Congress may vote on Sen. Patty Murray and Rep. Paul Ryan’s deal as soon as the end of this week. The compromise bill eases some of the sequester cuts for the next two years and cuts the deficit by $23 billion. It also removes the risk of a government shutdown.
But in return, it’s promising a serious GOP showdown. The deal pits Ryan and the House Republican leadership, who’ve signalled support of the bill, against the tea party’s biggest allies—Heritage Action, FreedomWorks, and Americans for Prosperity. The anti-tax Club for Growth, too, has signed onto this team.
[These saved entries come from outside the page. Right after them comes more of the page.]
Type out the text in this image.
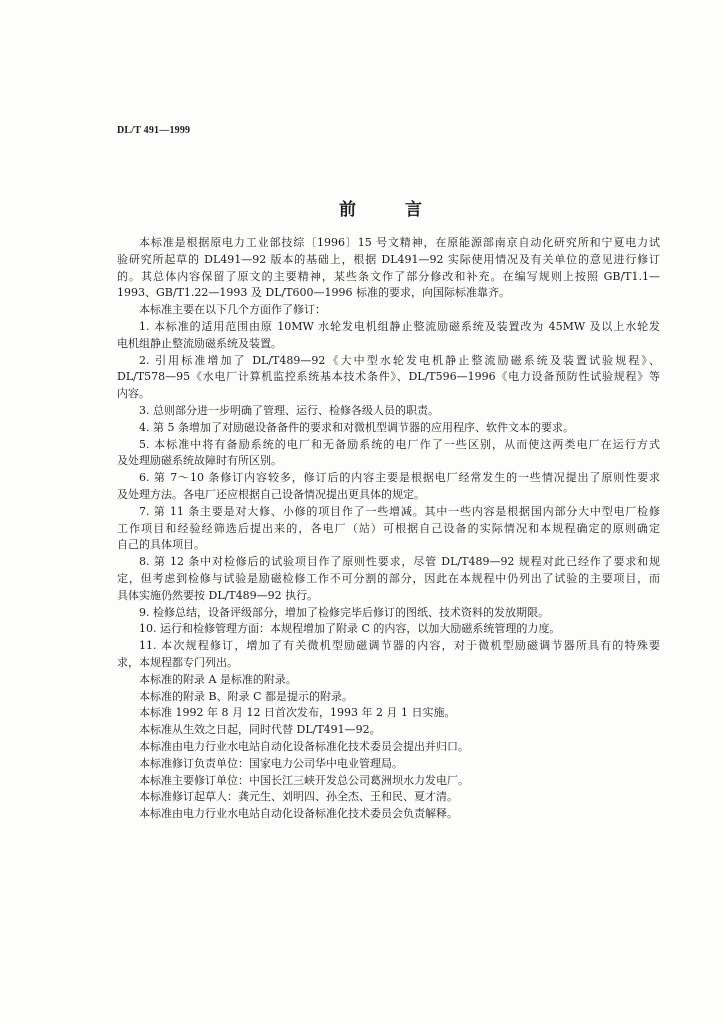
DL/T 491—1999
前言
本标准是根据原电力工业部技综〔1996〕15 号文精神，在原能源部南京自动化研究所和宁夏电力试
验研究所起草的 DL491—92 版本的基础上，根据 DL491—92 实际使用情况及有关单位的意见进行修订
的。其总体内容保留了原文的主要精神，某些条文作了部分修改和补充。在编写规则上按照 GB/T1.1—
1993、GB/T1.22—1993 及 DL/T600—1996 标准的要求，向国际标准靠齐。
本标准主要在以下几个方面作了修订：
1. 本标准的适用范围由原 10MW 水轮发电机组静止整流励磁系统及装置改为 45MW 及以上水轮发
电机组静止整流励磁系统及装置。
2. 引用标准增加了 DL/T489—92《大中型水轮发电机静止整流励磁系统及装置试验规程》、
DL/T578—95《水电厂计算机监控系统基本技术条件》、DL/T596—1996《电力设备预防性试验规程》等
内容。
3. 总则部分进一步明确了管理、运行、检修各级人员的职责。
4. 第 5 条增加了对励磁设备备件的要求和对微机型调节器的应用程序、软件文本的要求。
5. 本标准中将有备励系统的电厂和无备励系统的电厂作了一些区别，从而使这两类电厂在运行方式
及处理励磁系统故障时有所区别。
6. 第 7～10 条修订内容较多，修订后的内容主要是根据电厂经常发生的一些情况提出了原则性要求
及处理方法。各电厂还应根据自己设备情况提出更具体的规定。
7. 第 11 条主要是对大修、小修的项目作了一些增减。其中一些内容是根据国内部分大中型电厂检修
工作项目和经验经筛选后提出来的，各电厂（站）可根据自己设备的实际情况和本规程确定的原则确定
自己的具体项目。
8. 第 12 条中对检修后的试验项目作了原则性要求，尽管 DL/T489—92 规程对此已经作了要求和规
定，但考虑到检修与试验是励磁检修工作不可分割的部分，因此在本规程中仍列出了试验的主要项目，而
具体实施仍然要按 DL/T489—92 执行。
9. 检修总结，设备评级部分，增加了检修完毕后修订的图纸、技术资料的发放期限。
10. 运行和检修管理方面：本规程增加了附录 C 的内容，以加大励磁系统管理的力度。
11. 本次规程修订，增加了有关微机型励磁调节器的内容，对于微机型励磁调节器所具有的特殊要
求，本规程都专门列出。
本标准的附录 A 是标准的附录。
本标准的附录 B、附录 C 都是提示的附录。
本标准 1992 年 8 月 12 日首次发布，1993 年 2 月 1 日实施。
本标准从生效之日起，同时代替 DL/T491—92。
本标准由电力行业水电站自动化设备标准化技术委员会提出并归口。
本标准修订负责单位：国家电力公司华中电业管理局。
本标准主要修订单位：中国长江三峡开发总公司葛洲坝水力发电厂。
本标准修订起草人：龚元生、刘明四、孙全杰、王和民、夏才清。
本标准由电力行业水电站自动化设备标准化技术委员会负责解释。
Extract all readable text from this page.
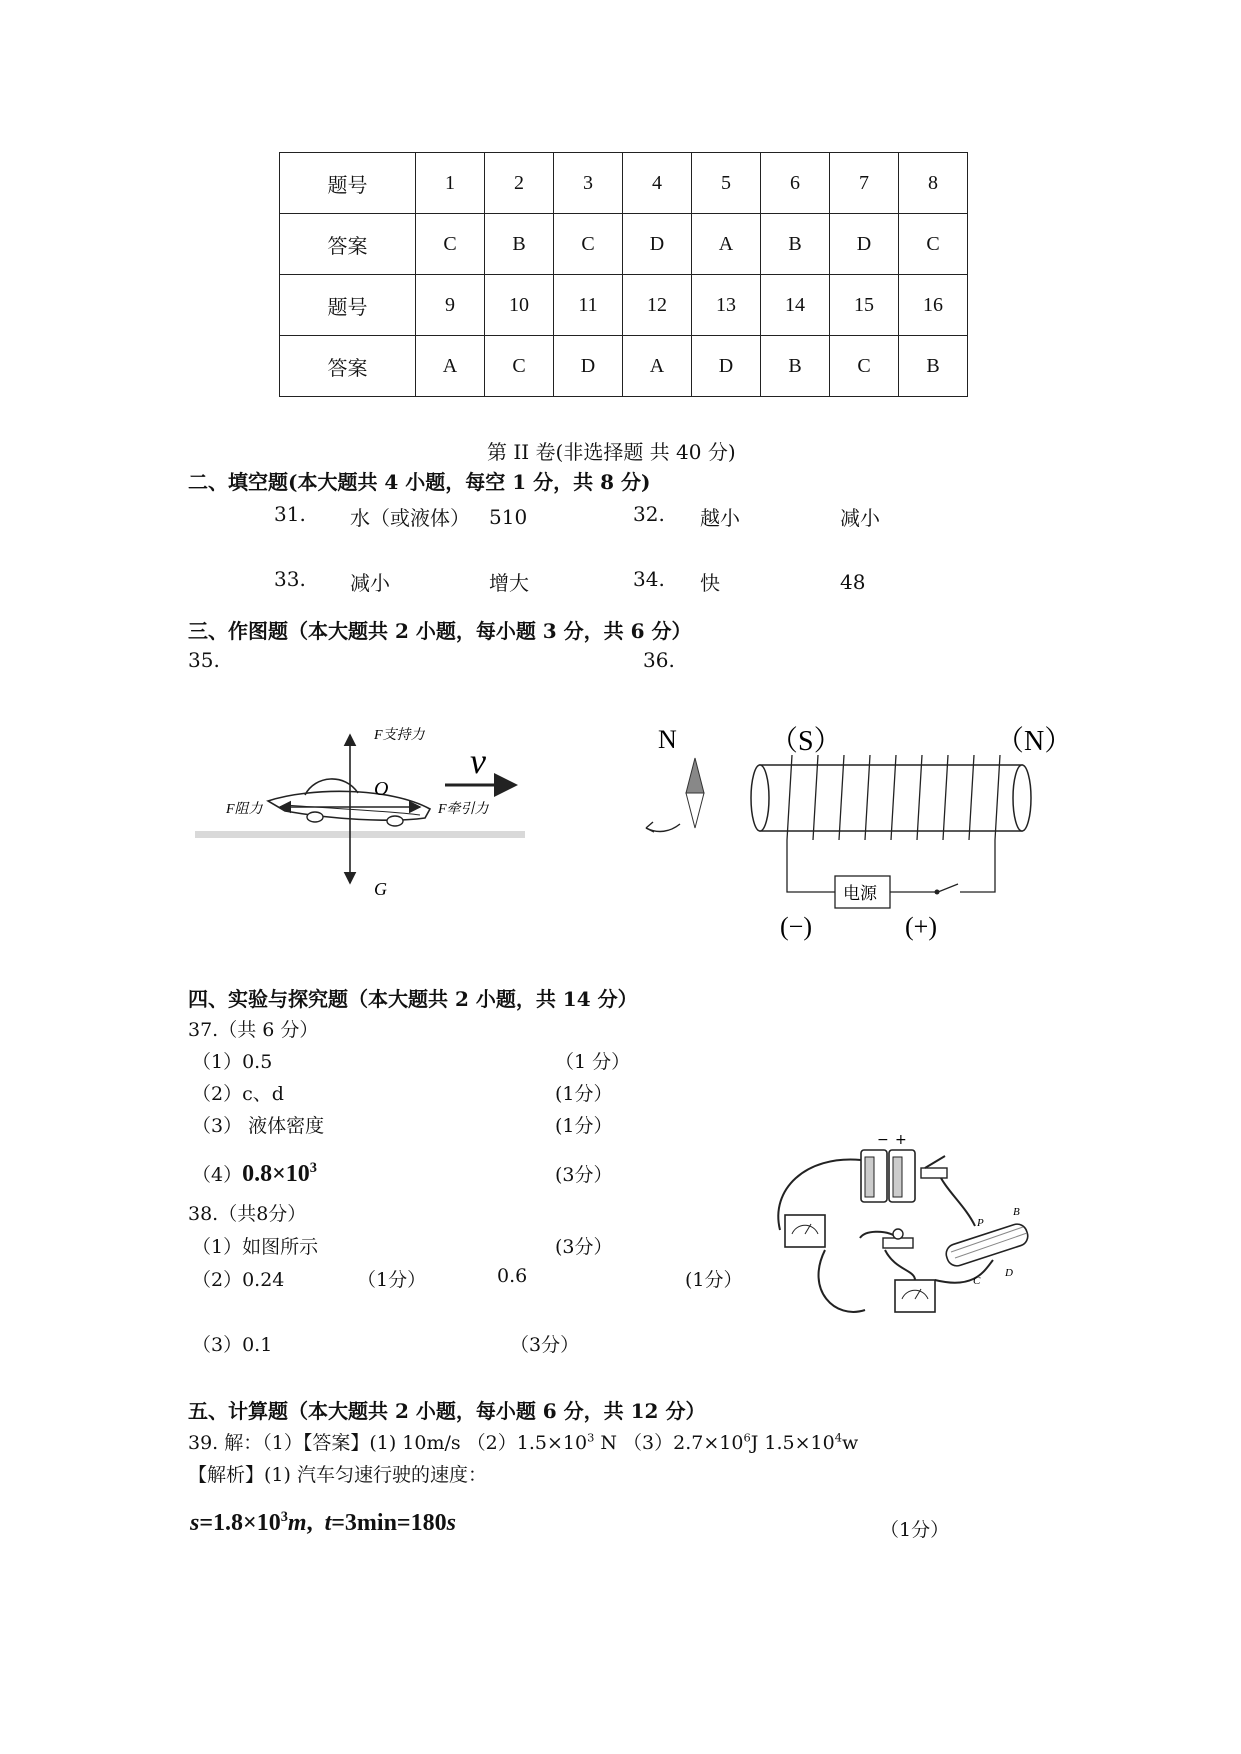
题号	1	2	3	4	5	6	7	8
答案	C	B	C	D	A	B	D	C
题号	9	10	11	12	13	14	15	16
答案	A	C	D	A	D	B	C	B
第 II 卷(非选择题 共 40 分)
二、填空题(本大题共 4 小题，每空 1 分，共 8 分)
31. 水（或液体） 510	32. 越小	减小
33. 减小	增大	34. 快	48
三、作图题（本大题共 2 小题，每小题 3 分，共 6 分）
35.	36.
F支持力
F阻力	F牵引力
G
O
v
N	（S）	（N）
电源
(−)	(+)
四、实验与探究题（本大题共 2 小题，共 14 分）
37.（共 6 分）
（1）0.5	（1 分）
（2）c、d	(1分）
（3） 液体密度	(1分）
$(4)0.8\times 10^3$	(3分）
38.（共8分）
（1）如图所示	(3分）
（2）0.24	（1分）	0.6	(1分）
（3）0.1	（3分）
− +
P
B
C
D
五、计算题（本大题共 2 小题，每小题 6 分，共 12 分）
39. 解：（1）【答案】(1) 10m/s $(2)1.5\times 10^3$ N $(3)2.7\times 10^6J$ $1.5\times 10^4w$
【解析】(1) 汽车匀速行驶的速度：
$s=1.8\times 10^3m$, t=3min=180s	（1分）
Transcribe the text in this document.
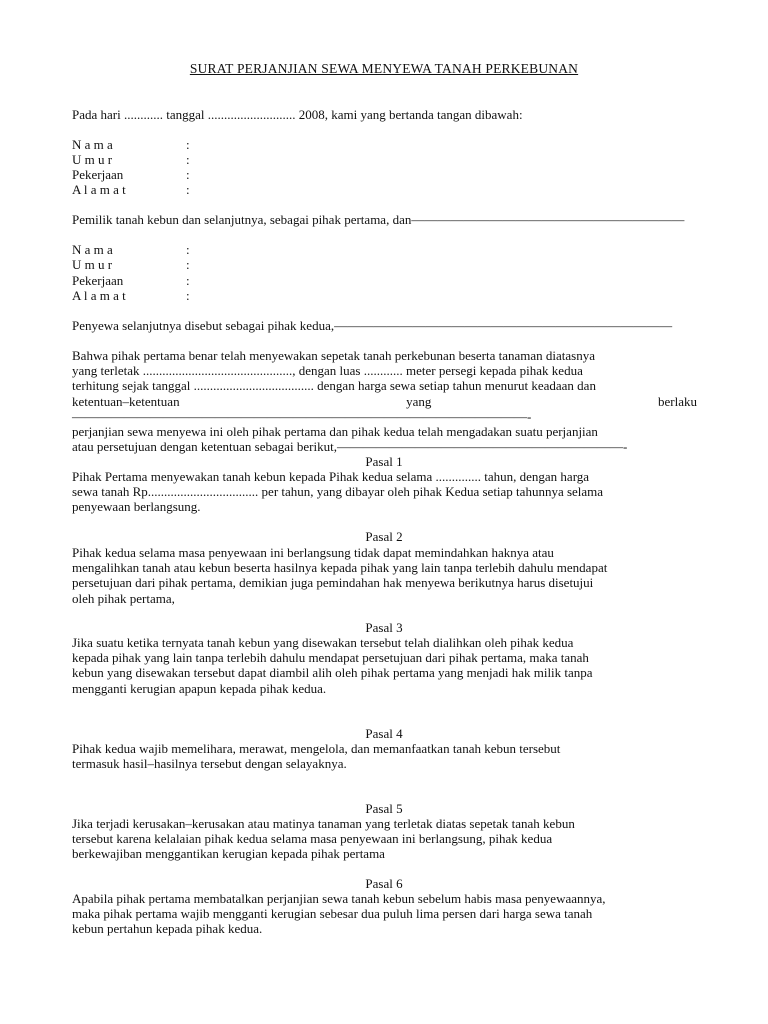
SURAT PERJANJIAN SEWA MENYEWA TANAH PERKEBUNAN
Pada hari ............ tanggal ........................... 2008, kami yang bertanda tangan dibawah:
N a m a	:
U m u r	:
Pekerjaan	:
A l a m a t	:
Pemilik tanah kebun dan selanjutnya, sebagai pihak pertama, dan—————————————————————
N a m a	:
U m u r	:
Pekerjaan	:
A l a m a t	:
Penyewa selanjutnya disebut sebagai pihak kedua,——————————————————————————
Bahwa pihak pertama benar telah menyewakan sepetak tanah perkebunan beserta tanaman diatasnya
yang terletak .............................................., dengan luas ............ meter persegi kepada pihak kedua
terhitung sejak tanggal ..................................... dengan harga sewa setiap tahun menurut keadaan dan
ketentuan–ketentuan yang berlaku———————————————————————————————————-
perjanjian sewa menyewa ini oleh pihak pertama dan pihak kedua telah mengadakan suatu perjanjian
atau persetujuan dengan ketentuan sebagai berikut,——————————————————————-
Pasal 1
Pihak Pertama menyewakan tanah kebun kepada Pihak kedua selama .............. tahun, dengan harga
sewa tanah Rp.................................. per tahun, yang dibayar oleh pihak Kedua setiap tahunnya selama
penyewaan berlangsung.
Pasal 2
Pihak kedua selama masa penyewaan ini berlangsung tidak dapat memindahkan haknya atau
mengalihkan tanah atau kebun beserta hasilnya kepada pihak yang lain tanpa terlebih dahulu mendapat
persetujuan dari pihak pertama, demikian juga pemindahan hak menyewa berikutnya harus disetujui
oleh pihak pertama,
Pasal 3
Jika suatu ketika ternyata tanah kebun yang disewakan tersebut telah dialihkan oleh pihak kedua
kepada pihak yang lain tanpa terlebih dahulu mendapat persetujuan dari pihak pertama, maka tanah
kebun yang disewakan tersebut dapat diambil alih oleh pihak pertama yang menjadi hak milik tanpa
mengganti kerugian apapun kepada pihak kedua.
Pasal 4
Pihak kedua wajib memelihara, merawat, mengelola, dan memanfaatkan tanah kebun tersebut
termasuk hasil–hasilnya tersebut dengan selayaknya.
Pasal 5
Jika terjadi kerusakan–kerusakan atau matinya tanaman yang terletak diatas sepetak tanah kebun
tersebut karena kelalaian pihak kedua selama masa penyewaan ini berlangsung, pihak kedua
berkewajiban menggantikan kerugian kepada pihak pertama
Pasal 6
Apabila pihak pertama membatalkan perjanjian sewa tanah kebun sebelum habis masa penyewaannya,
maka pihak pertama wajib mengganti kerugian sebesar dua puluh lima persen dari harga sewa tanah
kebun pertahun kepada pihak kedua.
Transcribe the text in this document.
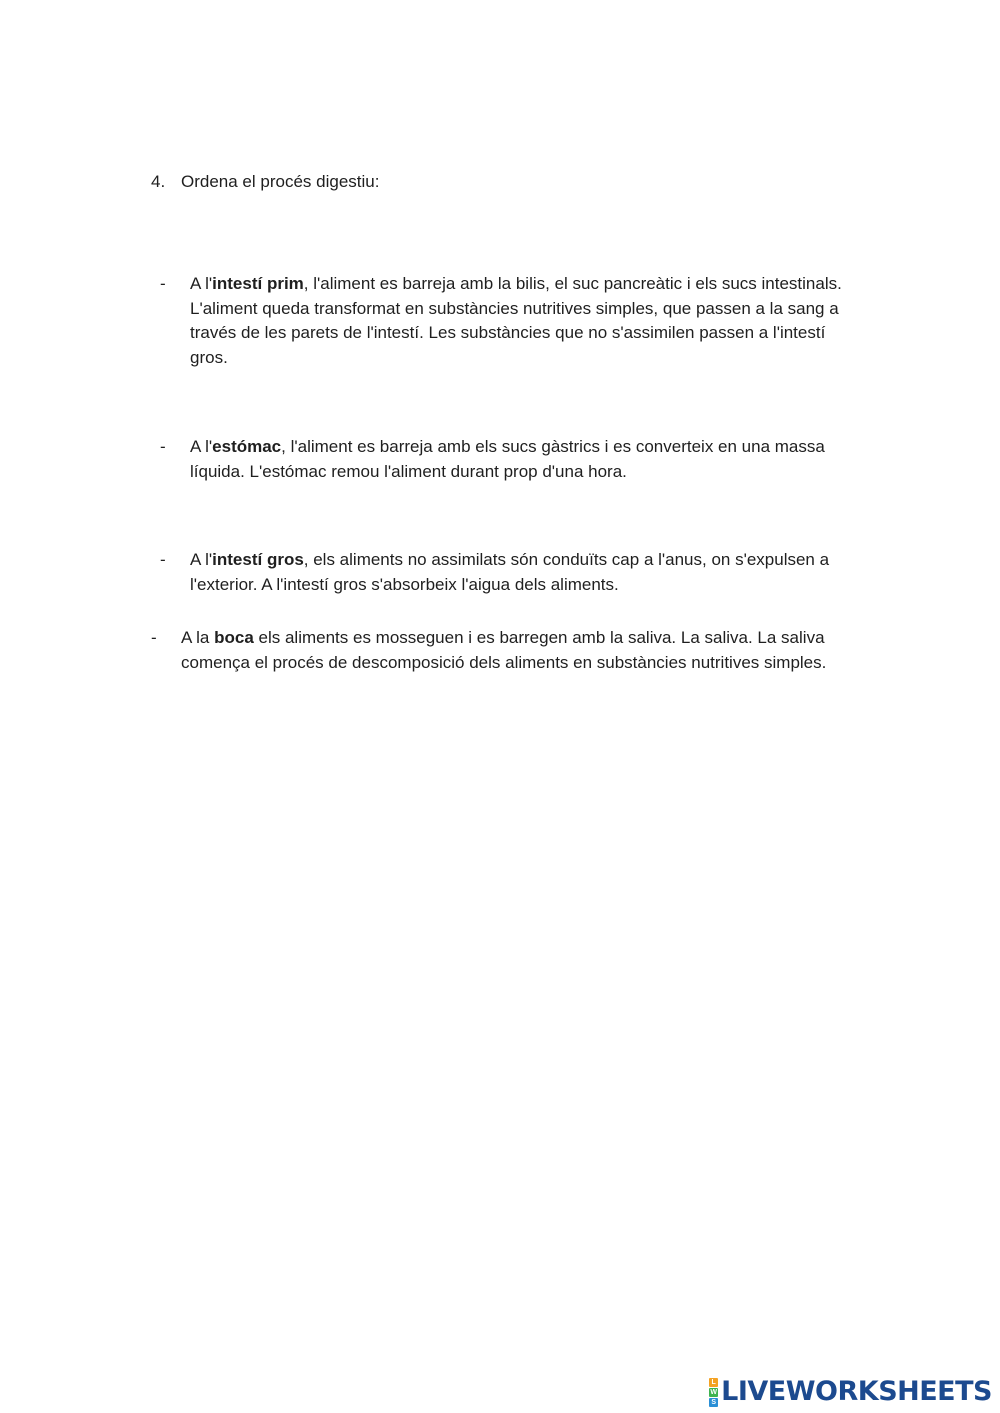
4. Ordena el procés digestiu:
-	A l'intestí prim, l'aliment es barreja amb la bilis, el suc pancreàtic i els sucs intestinals. L'aliment queda transformat en substàncies nutritives simples, que passen a la sang a través de les parets de l'intestí. Les substàncies que no s'assimilen passen a l'intestí gros.
-	A l'estómac, l'aliment es barreja amb els sucs gàstrics i es converteix en una massa líquida. L'estómac remou l'aliment durant prop d'una hora.
-	A l'intestí gros, els aliments no assimilats són conduïts cap a l'anus, on s'expulsen a l'exterior. A l'intestí gros s'absorbeix l'aigua dels aliments.
-	A la boca els aliments es mosseguen i es barregen amb la saliva. La saliva. La saliva comença el procés de descomposició dels aliments en substàncies nutritives simples.
L
W
S LIVEWORKSHEETS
“The budget agreement struck by Rep. Paul Ryan and Sen. Patty Murray is a step backward,” declared Heritage Action’s Michael Needham in USA Today, condemning it as a bad deal that “forced the Party of Reagan to throw away spending cuts that could have been used as leverage for serious entitlement reforms or simply kept as savings for the hard-working American taxpayer.”
Tea party darling, Florida’s Sen. Marco Rubio is siding with them.
“This budget continues Washington’s irresponsible budgeting decisions by spending more money than the government takes in and placing additional financial burdens on everyday Americans,” Rubio said in a statement.
And the party fractures even further when you consider fiscal conservatives like Oklahoma Republican Sen. Tom Coburn, who oppose the bill but isn’t in cahoots with the tea party.
“I’m real disappointed in the deal,” Sen. Tom Coburn said on Wednesday’s Morning Joe. “I’m sure it’s the best Paul could get, but it’s not anything I can support.”
“He has led to make a compromise that sells out what actually needs to be done,” he said.
“You called Paul Ryan a sellout!” former Bush spokesman Nicolle Wallace said.
“I didn’t say that,” Coburn countered. “He was told to lead a compromise. He said last night on the TV he doesn’t think people have to give up core values. We gave up core values. We called non-tax increases tax increases.”
Coburn slammed it as wasteful and lazy, saying Congress needed to “do the hard work” cutting waste, and duplication need to be aggressively targeted to achieve real savings. He returned to a regular refrain: Do we need 47 different job training programs?
“How about 3 or 4 instead of… 47?” he said. “How about eliminating all the overhead… you could save 9 or 10 billion a year!”
Those 47 different programs are run by nine federal agencies and have a combined budget of $18 million, according to Coburn’s office.
Former senior adviser to the president, David Axelrod, agreed with Coburn but echoed the middle of the road sentiment from both parties.
“There’s no reason for 47 job training programs, we ought to look for better ways to do it,” he said on Morning Joe. “[But] if not this, what? If you oppose this deal, do you feel there is a better deal to be had? What is the alternative to this deal?”